Easy Health Tip #20: The Salt! Hold the F&*%ing Salt!
October 30, 2006 by Liz Lewis
Filed under Drink, Easy Health Tips, Food and Drink, Misc., Prevention, Your Body

Are you an American?
If you answered yes to this question, chances are you eat waaaay to much salt. Or, more to the point, sodium. It’s absolutely crammed into fast food, pre-packeaged food, frozen foods, canned foods and almost all commercially marketed foods. That’s a hefty blanket statement, to be sure, but it’s got a mountain of truth behind it.
So why all the salty food? Well, if someone is trying to sell you a food how do they do that better? Make it taste better, course! And salt is a natural flavor enhancer. It makes almost everything you put it on taste better. So adding sodium to a product is a total lock in a salesman’s eyes.
Here’s the problem…
Salt raises your blood pressure when consumed en masse. Raised blood pressure leads to heart disease, heart attack, stroke or kidney failure. Eek.

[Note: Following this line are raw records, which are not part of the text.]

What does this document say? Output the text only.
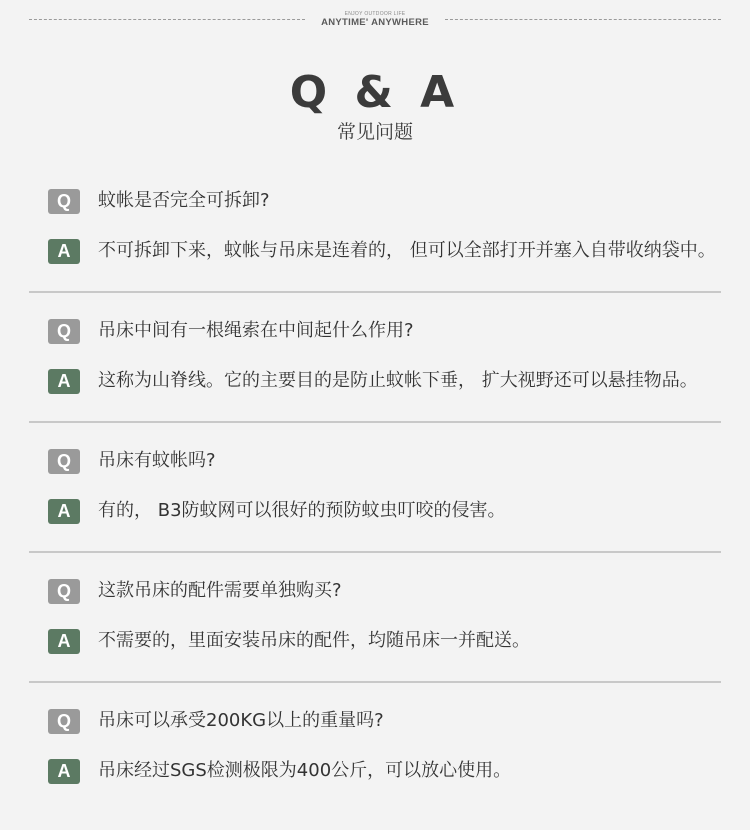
ENJOY OUTDOOR LIFE
ANYTIME' ANYWHERE
Q & A
常见问题
Q	蚊帐是否完全可拆卸?
A	不可拆卸下来，蚊帐与吊床是连着的， 但可以全部打开并塞入自带收纳袋中。
Q	吊床中间有一根绳索在中间起什么作用?
A	这称为山脊线。它的主要目的是防止蚊帐下垂， 扩大视野还可以悬挂物品。
Q	吊床有蚊帐吗?
A	有的， B3防蚊网可以很好的预防蚊虫叮咬的侵害。
Q	这款吊床的配件需要单独购买?
A	不需要的，里面安装吊床的配件，均随吊床一并配送。
Q	吊床可以承受200KG以上的重量吗?
A	吊床经过SGS检测极限为400公斤，可以放心使用。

I’m a salt-a-holic myself, but I try to take steps, and I would like to arm you with this fact as you go out in our sodium-riddled culture of slick marketing and value-menu options delivered to the window of your running car…
Salt is an acquired taste.
Once you cut it out, it may take a few days, you won’t miss it, I promise.
Now, our bodies use salt for lots of important things*. Don’t go all-knee jerk and become a salt-phobic weirdo. I’m just saying pay attention and try and cut down a little.
[tags] salt, sodium, fast, food, diet, health [/tags]
*Your body uses salt to do stuff in your cells that are essential to hydration. You don’t want to cut it out entirely. Having no salt intake at all will kill you. It’s a nasty condition called hyponatremia. It occurs when blood sodium levels fall below 135mmol/l. This occurs mostly in children because of diarrhea, but it does rarely occur in adults. Particularly athletes that are losing mass amounts of salt & sodium through the process of sweating, but they’re only replacing the water by drinking it in mass quantities. Think marathoners, Ironman traithletes, etc… This is why sports drinks contain sodium.
The simplified explanation is that you’re dilluting your blood too much. The really awful thing about this condition is that’s it’s symptoms are almost identical to dehydration, which can lead first-aid givers to try and hydrate a victim, which can kill them. So, if you’re doing a strenuous activity for more than 40 minutes, you may want to look into a sports drink or other supplement that contains sodium/electrolytes.
Remember: the best way to keep yourself hydrated safely is to drink when you’re thirsty.

















Oh man, I was once having some health issues and had to go on a low sodium diet. IT SUCKED. I did miss it. But I’m also kind of the anti-health nut. I mean the stuff’s interesting to read about, even discuss. Applied? Maybe some day.